2007: The Year in Anime

I was doing my usual perusal of the anime news sites this morning when it occurred to me that anime this last year has changed drastically. The big issue of course, is that Geneon Entertainment’s operations were shut down by their Japanese parent company back in October. Many fans who were buying Karin, Hellsing Ultimate, Black Lagoon and The Story of Saiunkoku were hung out to dry with the news. I was buying two of those shows and had completed each to volume three. It’s enough of an investment in an anime series that to be unable to complete it at this stage is by God annoying.

Not only this, but I have noticed that the good stuff that we used to be able to expect to come from Bandai Entertainment, ya know, stuff like Wolf’s Rain, or Yukikaze… that stuff completely dried up this year. Thankfully, ADV and Funimation are doing a fine job of filling in the gap with anime that I want to buy, but more and more titles lately are so… ensconced in what’s popular in the Japanese market. It was more entertaining for me to see what would happen when studios would design shows specifically around the idea of marketing them in North America. That’s how we ended up with sublimely cool things like Samurai Champloo.

Geneon’s disappearance from the anime industry isn’t the only bad news we’ve had of the year. Bandai Visual USA released a ridiculous catalog this year, filled with shows that no one would pay the new MSRP for. There are shows that are worth 50$ for two episodes, I’d gladly pay that for Hellsing Ultimate, or anything that has ever had a pen touched to it by Shirow Masamune. Bandai Visual USA though, decided it would be a great idea to start to release titles like Demon Prince Enma and ask 40$ for two episodes. This is only a small portion of its mistakes for the year. When Geneon stopped its distribution, Bandai Visual USA also lost its point of distro, and so began releasing things from its website only, and eventually they found other means of distro, but the retailers that carry their titles are still limited, and didn’t include Amazon.com for quite some time.

Funimation and ADV films have had a decent year from my perspective on things. Funimation has released most of the titles I’ve purchased this year, including Mushishi, Beck and Tsubasa, just to name a few. I’ve also been on a hiatus from purchasing titles from ADV Films for a while, while their releases have always been decent, they had a bad year in 2005 with several sound glitches on their DVDs and that made it hard to convince me to purchase ADV titles, also ADV just wasn’t releasing things I was interested in until this year came around and they announced that they had licensed Red Garden and had acquired the license for the second season of Ah My Goddess.

Every release from both Funimation and ADV this year made me happy, both as an anime fan, and as a collector.
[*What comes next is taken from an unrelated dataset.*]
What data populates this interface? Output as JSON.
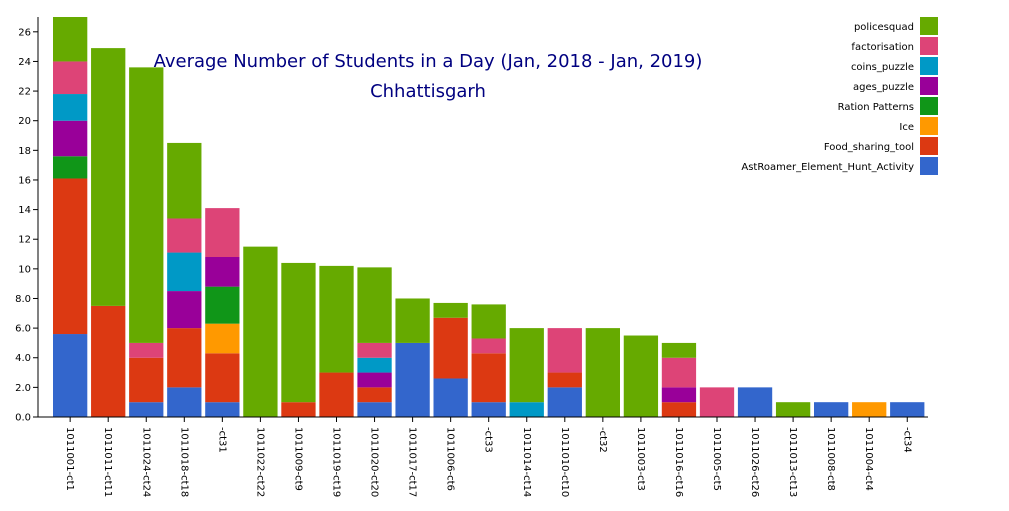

Anyone else that released anything in terms of anime this year… well I’m sorry, but I didn’t buy your titles. I suppose that says something in itself, doesn’t it? I did take a look at a couple of media blaster’s releases from 2006, Otogi Zoshi and Genshiken. I will definitely be purchasing Genshiken and Genshiken 2 when it’s released. Otogi Zoshi… I’m still undecided on, but it has been worth renting from Netflix so far. The point is though, no one else released much of interest this year. I would love to see this change for 2008 because, now that Geneon is gone, the other studios have big shoes to fill. I hope that 2008 is the year that the anime industry will re-examine the North American market, because it is so very different from the Japanese market. What sells in Japan will not sell to the anime fandom here, and none of us are so sick that we’ll pay Akihabara prices for a DVD. It just won’t happen. I hope the anime importers at least learn this much and keep the hobby from dying a slow, horrible death.